Hi, I've got a question, and if it was asking for one answer, I think I'd be correct, but it requires 3? It is a mock online test I am trying to practise with, but I don't understand how to get more than one answer:

This is the question:


I think the one I've ticked is correct, as tan& = b / a which converts to a = b / tan&

I just can't see how to work out the other two?

I thought cos& = a / c which converts to a = c.cos& might have been a correct answer, but it isn't there?

a^2 + b^2 = c^2 converted to a^2 = c^2 - b^2 isn't on the list either?


Please can you give any pointers?




Thanks a lot

 

[mmm4444bot]

Hi, I've got a question, and if it was asking for one answer, I think I'd be correct, but it requires 3? It is a mock online test I am trying to practise with, but I don't understand how to get more than one answer:

This is the question:


I think the one I've ticked is correct, as tan& = b / a which converts to a = b / tan&

I just can't see how to work out the other two?

I thought cos& = a / c which converts to a = c.cos& might have been a correct answer, but it isn't there?

a^2 + b^2 = c^2 converted to a^2 = c^2 - b^2 isn't on the list either?


Please can you give any pointers?

Thanks a lot

Hi Ryan:

Your answer is correct, so far.

a = b/tan(θ)

Your work finding a = c*cos(θ) is also correct, but, you're right; that expression is not listed.

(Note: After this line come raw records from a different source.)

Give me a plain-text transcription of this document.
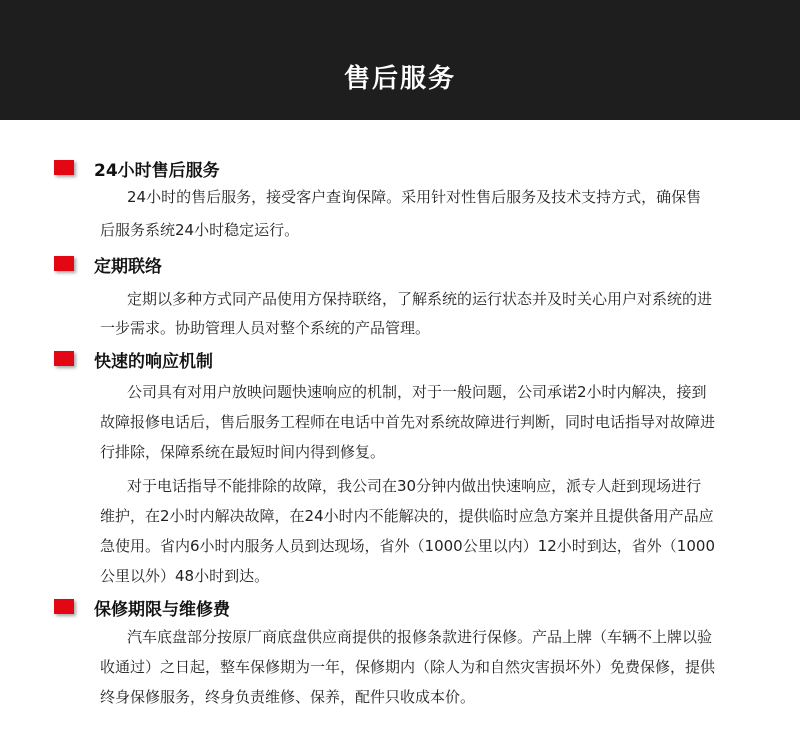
售后服务
24小时售后服务
24小时的售后服务，接受客户查询保障。采用针对性售后服务及技术支持方式，确保售
后服务系统24小时稳定运行。
定期联络
定期以多种方式同产品使用方保持联络，了解系统的运行状态并及时关心用户对系统的进
一步需求。协助管理人员对整个系统的产品管理。
快速的响应机制
公司具有对用户放映问题快速响应的机制，对于一般问题，公司承诺2小时内解决，接到
故障报修电话后，售后服务工程师在电话中首先对系统故障进行判断，同时电话指导对故障进
行排除，保障系统在最短时间内得到修复。
对于电话指导不能排除的故障，我公司在30分钟内做出快速响应，派专人赶到现场进行
维护，在2小时内解决故障，在24小时内不能解决的，提供临时应急方案并且提供备用产品应
急使用。省内6小时内服务人员到达现场，省外（1000公里以内）12小时到达，省外（1000
公里以外）48小时到达。
保修期限与维修费
汽车底盘部分按原厂商底盘供应商提供的报修条款进行保修。产品上牌（车辆不上牌以验
收通过）之日起，整车保修期为一年，保修期内（除人为和自然灾害损坏外）免费保修，提供
终身保修服务，终身负责维修、保养，配件只收成本价。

Your work using the Pythagorean Theorem is good, but you stopped at a^2. They're asking for a.

a = sqrt(c^2 - b^2)

Too bad, that's not in the list, either.

Here are two hints for you to consider.

What is the angle between sides b and c? (It can be expressed in terms of θ.)

What is the Law of Sines?

Cheers :cool:

 

[mcarthyryan]

Hi, Thank you for the reply.


The angle between b and c would = 180 - (90 + θ) OR could it be cosθ = b/c.....sorry, that is far as I know to go?



The law of Sines is a/sin A = b/sin B = c/sin C
- which I think you could express as:
a = sin A x b / sin B
so I think in this question it would be:
a = bsin(90' - θ) / sin θ ?



Thank you

 

[mcarthyryan]

Hi Everyone,

Could anyone please point me in the right direction to get the third answer if possible? Not give me the answer, but any more pointers please?


Thank you

 

[Deleted member 4993]

Hi Everyone,

Could anyone please point me in the right direction to get the third answer if possible? Not give me the answer, but any more pointers please?


Thank you

Hint:

sin(90°-Φ) = cos(Φ)

 

[mcarthyryan]

ohhh, Ok, thank you for that!

I forgot about that rule.

Thank you for the help.